Working with Prof I.M.Premachandra, of the Otago department of finance and quantitative analysis, and who has neural network expertise, as well with other university colleagues, Dr Dias has recently used "a novel and more accurate method" to determine the soft tissue depths of the face.

"This is the first facial reconstruction done using this more accurate method anywhere in the world," he said.

"It's almost mind-boggling how it does it," he said of the new computerised neural network system.

A system of average tissue depths had long been used to create the facial likeness, but such averages did not sufficiently convey the individuality of the human face.

The neural network approach utilised a form of artificial intelligence which had been "trained" to generate specific tissue depths using more than 20 points on an individual skull.

A new and more accurate database of New Zealand facial tissue depths, developed by former Otago MSc student Charlotte Oskam, had also been used in the training.

Facial "approximation" methods were used when police had exhausted other means to identify human remains.

"Nobody should be buried as a John Doe or Joan Doe.
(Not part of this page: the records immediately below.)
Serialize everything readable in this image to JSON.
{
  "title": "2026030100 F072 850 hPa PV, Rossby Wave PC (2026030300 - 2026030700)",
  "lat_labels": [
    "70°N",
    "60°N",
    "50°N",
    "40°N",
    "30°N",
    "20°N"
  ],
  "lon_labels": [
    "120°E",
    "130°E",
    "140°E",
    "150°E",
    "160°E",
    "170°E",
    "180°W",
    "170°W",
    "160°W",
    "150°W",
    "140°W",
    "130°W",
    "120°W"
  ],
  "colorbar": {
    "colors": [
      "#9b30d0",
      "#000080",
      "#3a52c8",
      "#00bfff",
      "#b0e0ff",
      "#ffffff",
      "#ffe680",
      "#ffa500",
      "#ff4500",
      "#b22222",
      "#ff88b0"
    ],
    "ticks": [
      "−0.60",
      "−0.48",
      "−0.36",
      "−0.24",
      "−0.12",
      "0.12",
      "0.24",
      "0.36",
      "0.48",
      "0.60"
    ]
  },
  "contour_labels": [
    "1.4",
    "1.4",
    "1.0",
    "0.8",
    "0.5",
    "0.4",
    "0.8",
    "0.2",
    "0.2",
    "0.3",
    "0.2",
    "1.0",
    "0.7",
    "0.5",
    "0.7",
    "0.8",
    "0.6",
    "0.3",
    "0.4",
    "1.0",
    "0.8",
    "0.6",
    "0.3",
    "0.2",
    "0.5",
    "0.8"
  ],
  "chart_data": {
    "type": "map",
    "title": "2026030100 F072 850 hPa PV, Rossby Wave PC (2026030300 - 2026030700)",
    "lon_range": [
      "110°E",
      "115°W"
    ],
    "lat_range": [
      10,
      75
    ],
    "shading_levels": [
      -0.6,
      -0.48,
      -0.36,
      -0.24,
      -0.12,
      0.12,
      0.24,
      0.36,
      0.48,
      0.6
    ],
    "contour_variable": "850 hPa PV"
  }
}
Everybody should have the dignity of having a name," Dr Dias said.

The latest reconstruction had used computerised CT scan data obtained of a 2300-year-old skull, which forms part of an Egyptian mummy, long housed at the Otago Museum.

A Christchurch firm had used the CT data - which provides a series of electronic 3D "slices" through a skull or a body - to guide a rapid prototyping system in which several automated lasers had created, layer by layer, a closely accurate replica skull, made of resin.

From the replica skull, two plaster heads have been created, one of them offering a new facial likeness of a previously mysterious Egyptian woman, whose mummified body has been hidden under bandages.

This face will be revealed at the museum on January 28.